Voor de beoordeling van het beroep gaat het Centraal Tuchtcollege uit van de feiten en omstandigheden zoals weergegeven in de beslissing in eerste aanleg, welke weergave in beroep niet, althans onvoldoende, is bestreden.

4.         Beoordeling van het beroep

4.1       Klager beoogt met zijn beroep de zaak in volle omvang aan het Centraal Tuchtcollege voor te leggen en concludeert - impliciet - tot gegrondverklaring van het beroep.

4.2  De arts voert hiertegen verweer en concludeert - impliciet - tot verwerping van

het beroep.

4.3       De behandeling van de zaak in beroep heeft het Centraal Tuchtcollege geen aanleiding gegeven tot andere beschouwingen en beslissingen dan die van het Regionaal Tuchtcollege in eerste aanleg, met dien verstande dat het Centraal Tuchtcollege hetgeen het college in eerste aanleg in rechtsoverweging 5.2 heeft overwogen omtrent (de KNMG-richtlijn) palliatieve sedatie niet onderschrijft, nu er in het onderhavige geval geen sprake was van palliatieve sedatie. De huisarts heeft aan de echtgenote van klager morfine toegediend teneinde de benauwdheidsklachten te verminderen.

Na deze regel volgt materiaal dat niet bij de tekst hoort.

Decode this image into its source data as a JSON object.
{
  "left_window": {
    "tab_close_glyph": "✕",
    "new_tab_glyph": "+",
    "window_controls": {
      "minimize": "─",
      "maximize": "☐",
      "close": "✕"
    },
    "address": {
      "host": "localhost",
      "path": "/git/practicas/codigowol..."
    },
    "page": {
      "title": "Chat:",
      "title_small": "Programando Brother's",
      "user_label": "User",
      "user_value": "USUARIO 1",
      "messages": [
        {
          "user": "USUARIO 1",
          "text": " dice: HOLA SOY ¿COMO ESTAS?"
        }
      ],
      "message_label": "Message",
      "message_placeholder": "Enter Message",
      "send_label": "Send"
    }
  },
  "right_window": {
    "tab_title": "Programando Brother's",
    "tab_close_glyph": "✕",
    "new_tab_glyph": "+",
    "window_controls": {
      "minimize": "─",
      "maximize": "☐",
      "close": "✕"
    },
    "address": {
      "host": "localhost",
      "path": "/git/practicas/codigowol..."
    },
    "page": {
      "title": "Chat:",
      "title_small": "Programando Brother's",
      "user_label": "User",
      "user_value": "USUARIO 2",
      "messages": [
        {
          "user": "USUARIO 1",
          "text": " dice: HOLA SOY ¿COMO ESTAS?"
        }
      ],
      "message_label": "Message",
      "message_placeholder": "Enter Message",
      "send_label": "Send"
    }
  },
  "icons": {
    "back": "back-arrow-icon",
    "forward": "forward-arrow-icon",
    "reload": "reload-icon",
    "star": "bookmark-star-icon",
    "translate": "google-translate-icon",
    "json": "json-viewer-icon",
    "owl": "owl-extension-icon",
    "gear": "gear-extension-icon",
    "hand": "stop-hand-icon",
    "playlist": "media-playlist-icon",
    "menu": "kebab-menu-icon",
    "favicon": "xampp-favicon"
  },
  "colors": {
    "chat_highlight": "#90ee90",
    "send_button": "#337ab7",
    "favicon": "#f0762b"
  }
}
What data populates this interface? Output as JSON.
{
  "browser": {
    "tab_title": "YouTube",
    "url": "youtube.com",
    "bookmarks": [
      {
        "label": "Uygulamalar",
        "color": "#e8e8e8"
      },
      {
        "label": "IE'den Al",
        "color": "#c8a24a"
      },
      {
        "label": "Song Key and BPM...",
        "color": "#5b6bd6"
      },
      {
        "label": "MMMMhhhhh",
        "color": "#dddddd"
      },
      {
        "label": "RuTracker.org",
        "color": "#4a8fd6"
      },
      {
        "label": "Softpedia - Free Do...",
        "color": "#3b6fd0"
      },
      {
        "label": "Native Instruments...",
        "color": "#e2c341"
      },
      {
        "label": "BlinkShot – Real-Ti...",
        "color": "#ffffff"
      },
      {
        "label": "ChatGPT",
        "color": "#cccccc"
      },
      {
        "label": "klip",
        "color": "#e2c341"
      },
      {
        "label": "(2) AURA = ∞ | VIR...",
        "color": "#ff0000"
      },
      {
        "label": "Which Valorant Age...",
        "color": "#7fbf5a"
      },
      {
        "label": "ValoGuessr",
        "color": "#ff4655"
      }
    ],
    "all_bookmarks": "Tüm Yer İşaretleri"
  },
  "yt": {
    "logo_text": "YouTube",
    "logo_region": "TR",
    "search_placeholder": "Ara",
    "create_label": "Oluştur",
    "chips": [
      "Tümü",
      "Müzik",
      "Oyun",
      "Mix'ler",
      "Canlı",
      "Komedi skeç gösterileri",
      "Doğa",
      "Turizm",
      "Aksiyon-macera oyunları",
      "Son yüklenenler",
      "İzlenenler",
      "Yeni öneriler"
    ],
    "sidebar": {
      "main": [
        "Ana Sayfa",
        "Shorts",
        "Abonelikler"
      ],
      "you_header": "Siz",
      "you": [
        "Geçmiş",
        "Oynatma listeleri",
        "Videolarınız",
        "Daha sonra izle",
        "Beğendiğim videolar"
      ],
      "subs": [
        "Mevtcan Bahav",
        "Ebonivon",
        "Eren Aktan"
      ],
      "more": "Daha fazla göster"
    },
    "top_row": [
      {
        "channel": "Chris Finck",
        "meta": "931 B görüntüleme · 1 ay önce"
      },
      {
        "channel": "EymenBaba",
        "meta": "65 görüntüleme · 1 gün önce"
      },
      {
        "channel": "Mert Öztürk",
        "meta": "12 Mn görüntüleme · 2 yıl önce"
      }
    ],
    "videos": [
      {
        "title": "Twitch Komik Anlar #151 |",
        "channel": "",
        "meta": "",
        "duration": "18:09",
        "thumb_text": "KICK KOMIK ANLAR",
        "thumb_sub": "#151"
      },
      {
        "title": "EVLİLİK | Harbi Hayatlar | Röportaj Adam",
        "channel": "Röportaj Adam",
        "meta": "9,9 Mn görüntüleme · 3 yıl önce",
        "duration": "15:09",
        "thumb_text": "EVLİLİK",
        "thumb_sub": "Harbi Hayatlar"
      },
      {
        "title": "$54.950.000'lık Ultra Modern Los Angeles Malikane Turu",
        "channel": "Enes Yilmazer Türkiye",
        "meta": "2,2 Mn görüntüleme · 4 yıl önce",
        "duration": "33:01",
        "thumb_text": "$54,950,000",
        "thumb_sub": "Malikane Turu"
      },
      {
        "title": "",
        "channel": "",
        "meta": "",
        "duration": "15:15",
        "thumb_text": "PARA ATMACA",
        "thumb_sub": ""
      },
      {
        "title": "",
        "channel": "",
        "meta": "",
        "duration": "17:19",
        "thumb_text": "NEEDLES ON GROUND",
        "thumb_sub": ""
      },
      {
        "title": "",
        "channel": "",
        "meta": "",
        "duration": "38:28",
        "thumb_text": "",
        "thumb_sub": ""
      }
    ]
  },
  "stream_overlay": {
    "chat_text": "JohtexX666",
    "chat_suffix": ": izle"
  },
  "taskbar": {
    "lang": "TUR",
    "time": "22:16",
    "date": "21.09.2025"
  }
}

Dit betekent dat het beroep wordt verworpen.

5.         Beslissing

Het Centraal Tuchtcollege voor de Gezondheidszorg:

verwerpt het beroep.

Deze beslissing is gegeven door: mr. A.D.R.M. Boumans, voorzitter, mr. dr. B. Frederiks en mr. Y.A.J.M. van Kuijck, leden-juristen en dr. W. de Ruijter en drs. M.G.M. Smid-Oostendorp, leden-beroepsgenoten en mr. M.D. Barendrecht-Deelen, secretaris.

Uitgesproken ter openbare terechtzitting van 16 januari 2018.

Voorzitter  w.g.           Secretaris  w.g.